# Good job sites?



## nitsuk (Jul 11, 2012)

I was wondering if anyone can suggest me good job sites or recruitment agencies for dubai(mainly for IT jobs). 

I have already tried monstergulf and naukrigulf but couldnt find many IT jobs listed in there for 14 years of experince in project and IT delivery management. 

Thanks


----------



## nitsuk (Jul 11, 2012)

Anyone please??


----------



## webmongaz (Feb 2, 2011)

Search the forum and you will find this topic has been covered 243 times before...


----------



## nitsuk (Jul 11, 2012)

Thanks for the rude reply. It seems like this is my first lesson in an attempt to move to dubai.


----------



## webmongaz (Feb 2, 2011)

nitsuk said:


> Thanks for the rude reply. It seems like this is my first lesson in an attempt to move to dubai.

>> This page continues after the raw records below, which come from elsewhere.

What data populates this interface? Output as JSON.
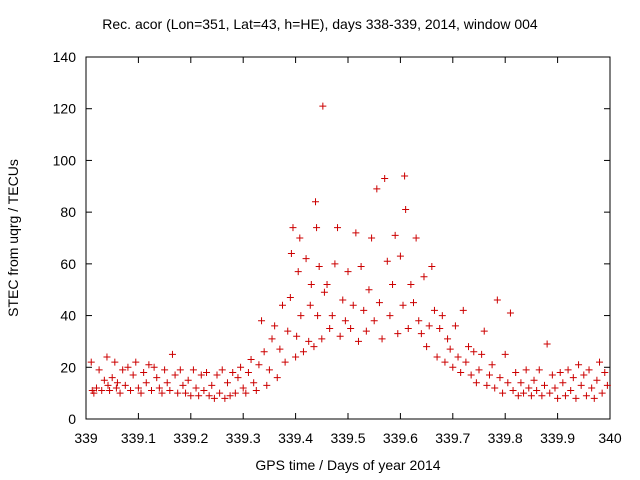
{
  "chart_data": {
    "type": "scatter",
    "title": "Rec. acor (Lon=351, Lat=43, h=HE), days 338-339, 2014, window 004",
    "xlabel": "GPS time / Days of year 2014",
    "ylabel": "STEC from uqrg / TECUs",
    "xlim": [
      339,
      340
    ],
    "ylim": [
      0,
      140
    ],
    "xticks": [
      339,
      339.1,
      339.2,
      339.3,
      339.4,
      339.5,
      339.6,
      339.7,
      339.8,
      339.9,
      340
    ],
    "xtick_labels": [
      "339",
      "339.1",
      "339.2",
      "339.3",
      "339.4",
      "339.5",
      "339.6",
      "339.7",
      "339.8",
      "339.9",
      "340"
    ],
    "yticks": [
      0,
      20,
      40,
      60,
      80,
      100,
      120,
      140
    ],
    "ytick_labels": [
      "0",
      "20",
      "40",
      "60",
      "80",
      "100",
      "120",
      "140"
    ],
    "grid": false,
    "marker": "plus",
    "color": "#cc0000",
    "series": [
      {
        "points": [
          [
            339.01,
            22
          ],
          [
            339.012,
            11
          ],
          [
            339.015,
            10
          ],
          [
            339.02,
            12
          ],
          [
            339.025,
            19
          ],
          [
            339.03,
            11
          ],
          [
            339.035,
            15
          ],
          [
            339.04,
            24
          ],
          [
            339.042,
            13
          ],
          [
            339.045,
            11
          ],
          [
            339.05,
            16
          ],
          [
            339.055,
            22
          ],
          [
            339.058,
            12
          ],
          [
            339.06,
            14
          ],
          [
            339.065,
            10
          ],
          [
            339.07,
            19
          ],
          [
            339.075,
            13
          ],
          [
            339.08,
            20
          ],
          [
            339.085,
            11
          ],
          [
            339.09,
            17
          ],
          [
            339.095,
            22
          ],
          [
            339.1,
            12
          ],
          [
            339.105,
            10
          ],
          [
            339.11,
            18
          ],
          [
            339.115,
            14
          ],
          [
            339.12,
            21
          ],
          [
            339.125,
            11
          ],
          [
            339.13,
            20
          ],
          [
            339.135,
            16
          ],
          [
            339.14,
            12
          ],
          [
            339.145,
            10
          ],
          [
            339.15,
            19
          ],
          [
            339.155,
            14
          ],
          [
            339.16,
            11
          ],
          [
            339.165,
            25
          ],
          [
            339.17,
            17
          ],
          [
            339.175,
            10
          ],
          [
            339.18,
            19
          ],
          [
            339.185,
            13
          ],
          [
            339.19,
            10
          ],
          [
            339.195,
            15
          ],
          [
            339.2,
            9
          ],
          [
            339.205,
            19
          ],
          [
            339.21,
            12
          ],
          [
            339.215,
            9
          ],
          [
            339.22,
            17
          ],
          [
            339.225,
            11
          ],
          [
            339.23,
            18
          ],
          [
            339.235,
            9
          ],
          [
            339.24,
            13
          ],
          [
            339.245,
            8
          ],
          [
            339.25,
            17
          ],
          [
            339.255,
            10
          ],
          [
            339.26,
            19
          ],
          [
            339.265,
            8
          ],
          [
            339.27,
            14
          ],
          [
            339.275,
            9
          ],
          [
            339.28,
            18
          ],
          [
            339.285,
            10
          ],
          [
            339.29,
            16
          ],
          [
            339.295,
            20
          ],
          [
            339.3,
            12
          ],
          [
            339.305,
            10
          ],
          [
            339.31,
            18
          ],
          [
            339.315,
            23
          ],
          [
            339.32,
            14
          ],
          [
            339.325,
            11
          ],
          [
            339.33,
            21
          ],
          [
            339.335,
            38
          ],
          [
            339.34,
            26
          ],
          [
            339.345,
            13
          ],
          [
            339.35,
            19
          ],
          [
            339.355,
            31
          ],
          [
            339.36,
            36
          ],
          [
            339.365,
            16
          ],
          [
            339.37,
            27
          ],
          [
            339.375,
            44
          ],
          [
            339.38,
            22
          ],
          [
            339.385,
            34
          ],
          [
            339.39,
            47
          ],
          [
            339.392,
            64
          ],
          [
            339.395,
            74
          ],
          [
            339.4,
            24
          ],
          [
            339.402,
            32
          ],
          [
            339.405,
            57
          ],
          [
            339.408,
            70
          ],
          [
            339.41,
            40
          ],
          [
            339.415,
            26
          ],
          [
            339.42,
            62
          ],
          [
            339.425,
            30
          ],
          [
            339.428,
            44
          ],
          [
            339.43,
            52
          ],
          [
            339.435,
            28
          ],
          [
            339.438,
            84
          ],
          [
            339.44,
            74
          ],
          [
            339.442,
            40
          ],
          [
            339.445,
            59
          ],
          [
            339.45,
            31
          ],
          [
            339.452,
            121
          ],
          [
            339.455,
            49
          ],
          [
            339.46,
            52
          ],
          [
            339.465,
            35
          ],
          [
            339.47,
            40
          ],
          [
            339.475,
            60
          ],
          [
            339.48,
            74
          ],
          [
            339.485,
            32
          ],
          [
            339.49,
            46
          ],
          [
            339.495,
            38
          ],
          [
            339.5,
            57
          ],
          [
            339.505,
            35
          ],
          [
            339.51,
            44
          ],
          [
            339.515,
            72
          ],
          [
            339.52,
            30
          ],
          [
            339.525,
            59
          ],
          [
            339.53,
            42
          ],
          [
            339.535,
            34
          ],
          [
            339.54,
            50
          ],
          [
            339.545,
            70
          ],
          [
            339.55,
            38
          ],
          [
            339.555,
            89
          ],
          [
            339.56,
            45
          ],
          [
            339.565,
            31
          ],
          [
            339.57,
            93
          ],
          [
            339.575,
            61
          ],
          [
            339.58,
            40
          ],
          [
            339.585,
            52
          ],
          [
            339.59,
            71
          ],
          [
            339.595,
            33
          ],
          [
            339.6,
            63
          ],
          [
            339.605,
            44
          ],
          [
            339.608,
            94
          ],
          [
            339.61,
            81
          ],
          [
            339.615,
            35
          ],
          [
            339.62,
            52
          ],
          [
            339.625,
            45
          ],
          [
            339.63,
            70
          ],
          [
            339.635,
            38
          ],
          [
            339.64,
            33
          ],
          [
            339.645,
            55
          ],
          [
            339.65,
            28
          ],
          [
            339.655,
            36
          ],
          [
            339.66,
            59
          ],
          [
            339.665,
            42
          ],
          [
            339.67,
            24
          ],
          [
            339.675,
            35
          ],
          [
            339.68,
            40
          ],
          [
            339.685,
            22
          ],
          [
            339.69,
            31
          ],
          [
            339.695,
            27
          ],
          [
            339.7,
            20
          ],
          [
            339.705,
            36
          ],
          [
            339.71,
            24
          ],
          [
            339.715,
            18
          ],
          [
            339.72,
            42
          ],
          [
            339.725,
            22
          ],
          [
            339.73,
            28
          ],
          [
            339.735,
            17
          ],
          [
            339.74,
            26
          ],
          [
            339.745,
            14
          ],
          [
            339.75,
            19
          ],
          [
            339.755,
            25
          ],
          [
            339.76,
            34
          ],
          [
            339.765,
            13
          ],
          [
            339.77,
            17
          ],
          [
            339.775,
            21
          ],
          [
            339.78,
            12
          ],
          [
            339.785,
            46
          ],
          [
            339.79,
            16
          ],
          [
            339.795,
            10
          ],
          [
            339.8,
            25
          ],
          [
            339.805,
            14
          ],
          [
            339.81,
            41
          ],
          [
            339.815,
            11
          ],
          [
            339.82,
            18
          ],
          [
            339.825,
            9
          ],
          [
            339.83,
            14
          ],
          [
            339.835,
            10
          ],
          [
            339.84,
            19
          ],
          [
            339.845,
            12
          ],
          [
            339.85,
            9
          ],
          [
            339.855,
            15
          ],
          [
            339.86,
            11
          ],
          [
            339.865,
            19
          ],
          [
            339.87,
            9
          ],
          [
            339.875,
            13
          ],
          [
            339.88,
            29
          ],
          [
            339.885,
            10
          ],
          [
            339.89,
            17
          ],
          [
            339.895,
            12
          ],
          [
            339.9,
            8
          ],
          [
            339.905,
            18
          ],
          [
            339.91,
            14
          ],
          [
            339.915,
            9
          ],
          [
            339.92,
            19
          ],
          [
            339.925,
            11
          ],
          [
            339.93,
            16
          ],
          [
            339.935,
            8
          ],
          [
            339.94,
            21
          ],
          [
            339.945,
            13
          ],
          [
            339.95,
            17
          ],
          [
            339.955,
            9
          ],
          [
            339.96,
            19
          ],
          [
            339.965,
            12
          ],
          [
            339.97,
            8
          ],
          [
            339.975,
            15
          ],
          [
            339.98,
            22
          ],
          [
            339.985,
            10
          ],
          [
            339.99,
            18
          ],
          [
            339.995,
            13
          ]
        ]
      }
    ]
  }
}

You should see how they drive here!


----------



## nitsuk (Jul 11, 2012)

Anything else i should know about which will help me decide not to move to dubai (on top of the wonderful picture you have already painted)


----------



## Darkt (Jun 17, 2012)

Take a look at the sticky threads (such as the "read before you post" thread).
There are many good insights and discussion in these threads that will greatly help you 
Good luck!


----------



## madisonjump (Jul 19, 2012)

nitsuk said:


> I was wondering if anyone can suggest me good job sites or recruitment agencies for dubai(mainly for IT jobs).
> 
> I have already tried monstergulf and naukrigulf but couldnt find many IT jobs listed in there for 14 years of experince in project and IT delivery management.
> 
> Thanks


careerjet.ae is good. It fetches links from every possible job site.


----------



## nitsuk (Jul 11, 2012)

Thanks. Careerjet is good. Otherwise i was starting to think that dubai have no decent jobs left.


----------



## Darkt (Jun 17, 2012)

nitsuk said:


> Thanks. Careerjet is good. Otherwise i was starting to think that dubai have no decent jobs left.


Really? Are you serious?


----------



## nitsuk (Jul 11, 2012)

Im , very much. In some cases total jobs found was below 20 in which most of the jobs were either repeated or irrelevant.


----------



## zovi (Jul 5, 2012)

Gulftalent.com


----------